While the world of wine and food pairing is vast and complex as it stands, there is now a growing trend in Europe to pair wine with cigars…so whether you’re a neophyte or an appassionato, here are some enterprising ideas.
The classic and most acclaimed combinations are Cuban or Tuscan cigars with sparkling whites or distillates and liqueurs, such as calvados (an apple brandy), whiskey, rum or cognac, working to combine the strong aromas of the alcoholic drink of choice with the peat, smoked or coffee flavors of the cigar itself. A closer look at how cigars are being enjoyed today in Italy shows us a fresh approach to an old tradition.

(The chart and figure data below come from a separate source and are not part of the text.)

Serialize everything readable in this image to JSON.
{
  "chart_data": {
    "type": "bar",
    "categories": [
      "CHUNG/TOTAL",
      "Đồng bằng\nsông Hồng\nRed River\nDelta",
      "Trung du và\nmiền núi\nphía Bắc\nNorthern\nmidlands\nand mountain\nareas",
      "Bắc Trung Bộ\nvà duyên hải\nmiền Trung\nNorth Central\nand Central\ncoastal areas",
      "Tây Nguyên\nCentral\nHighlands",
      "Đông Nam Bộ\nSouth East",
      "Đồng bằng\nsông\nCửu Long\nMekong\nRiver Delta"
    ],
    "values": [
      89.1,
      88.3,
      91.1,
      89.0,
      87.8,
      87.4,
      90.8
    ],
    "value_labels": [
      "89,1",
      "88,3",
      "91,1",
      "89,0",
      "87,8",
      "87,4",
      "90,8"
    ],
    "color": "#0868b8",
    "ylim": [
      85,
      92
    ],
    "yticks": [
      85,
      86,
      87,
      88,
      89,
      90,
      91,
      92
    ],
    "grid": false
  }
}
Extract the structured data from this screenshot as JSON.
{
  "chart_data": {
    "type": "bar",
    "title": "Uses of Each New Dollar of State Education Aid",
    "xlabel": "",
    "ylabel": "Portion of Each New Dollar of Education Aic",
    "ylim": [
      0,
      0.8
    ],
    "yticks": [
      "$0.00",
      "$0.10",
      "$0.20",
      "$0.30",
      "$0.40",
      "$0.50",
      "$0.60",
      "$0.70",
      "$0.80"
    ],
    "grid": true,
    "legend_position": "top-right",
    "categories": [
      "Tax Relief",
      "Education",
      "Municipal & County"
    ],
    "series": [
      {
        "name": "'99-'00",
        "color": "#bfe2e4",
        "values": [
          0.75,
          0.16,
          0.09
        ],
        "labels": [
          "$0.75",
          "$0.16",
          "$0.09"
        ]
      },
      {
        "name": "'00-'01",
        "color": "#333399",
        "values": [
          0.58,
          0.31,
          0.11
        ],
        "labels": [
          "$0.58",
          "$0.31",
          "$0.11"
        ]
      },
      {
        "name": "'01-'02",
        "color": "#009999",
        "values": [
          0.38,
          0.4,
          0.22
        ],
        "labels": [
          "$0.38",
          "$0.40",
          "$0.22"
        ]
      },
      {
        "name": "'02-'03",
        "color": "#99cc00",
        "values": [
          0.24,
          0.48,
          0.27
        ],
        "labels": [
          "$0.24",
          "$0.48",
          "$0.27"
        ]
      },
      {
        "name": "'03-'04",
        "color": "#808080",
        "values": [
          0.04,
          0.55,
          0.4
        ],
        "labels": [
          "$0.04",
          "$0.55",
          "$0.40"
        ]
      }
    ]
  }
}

The most loved Italian cigar is the Toscano, which is produced in Lucca, Tuscany, by Manifatture Sigaro Toscano. That general family name covers several industrial made brand variations, which have decidedly fuller flavors, and some special hand made versions, with lighter, purer and more persistent flavors, like the Garibaldi, Modigliani or Soldati, all of which carry the name of some of Italy’s best known historical personalities.
As a first combination I suggest a Sigaro Toscano called il Moro, hand made and aged 12-18 months, matched with a vintage 2007 Chianti Classico DOCG "Castello di Brolio" by Ricasoli, which has great aromatic complexity. The chocolate, coffee and spices on the palate go well with the quiet yet strong flavor of il Moro, and the elegant tannins of this Chianti prevail with a long finish.
If you like a lighter cigar, I suggest a Toscanello Aroma Vaniglia, one of the most widely known Italian cigars, with a nice balance of spicy and sweet (and appreciated also by women), matched with some high quality "bubbly", like the Prosecco DOC Treviso or Spumante Rosato "Il Fresco" by Villa Sandi. To the eye, the Villa Sandi's Rosato has light pink and bright nuances from the use of the grape skin in the fermentation process. Fruity and floral to the nose with delicate notes of golden apple and mountain wildflowers, it compliments the vanilla of the cigar perfectly. The Prosecco, with its sparkling dry, fresh and fruity taste and a harmonious aftertaste, it goes very nicely too with a Toscanello Vanilla – a perfect combination for a toast, a way to relax after a successful meeting, or just a fun date.
If you are not ready to match cigars with wine, but are looking for something unique and international, you can try a Romeo Y Julieta, a type of cigar produced both in Cuba (by Habanos SA) and in the Dominican Republic (by Altadis SA, a division of Imperial Tobacco), with a very special Italian brandy, precisely a vintage 1988 of "Antico Brandy Italiano" con selezione di tabacco toscano, aged 21 years, by Villa Zarri. This is not simply a brandy, but it is sometimes considered a refined "tobacco drink", because of the use of Tuscan grown tobacco leaves in the distillation process. It has sweet notes of raisin, vanilla, barley and licorice in the nose. Also present are hints of date, rosewood and an echo of smoking tobacco. The palate is then pervaded by intense tones of Tuscan cigar, raw leather and black pepper. This brandy demands an excellent cigar, whether Cuban or Tuscan is your preference.
A very bold combination is a Cohiba cigar, the name that Cuban Indians gave to tobacco (and which today indicates both a line of products by Habanos SA in Cuba and one by the General Cigar Company in the Dominican Republic), matched with a powerful, smooth Italian grappa, like "Grappa 10th" Torbata Selezione Riserva by Centopercento (which means 100%). Elegant and complex, the sharp smell of smoke is accompanied by sweet notes of dried and ripe fruit. Taste is full and round, as the floral, spicy and fruity aromas blend on the palate, leaving a feeling of depth. Date, nut, carob, tobacco, vanilla and cinnamon aromas meet in this perfectly Italian distillate.
And beer lovers can take heart too, as some in Europe are now enjoying their cigars with a beer. It might seem strange, but some beer can stand up to say a Toscano 1492 Anno Domini cigar. The beer we suggest with this is called Ghisa, and is produced by Birrificio Lambrate, an artisanal micro brewery in Milan. To the nose it is characterized by toasted coffee beans and smoked aromas, while the taste hints at licorice and a pleasant essence of braised prune. The aftertaste of this beer reveals various dried fruits and nuts in succession: carob, walnut, hazelnut and cassia, along with a pleasant strong finish, just right with a Toscano 1492.
So now, if all these different pairings have aroused your interest, why not try a course to become a catador, or cigar taster, and you can unite two very nice Italian passions, as wine and cigars?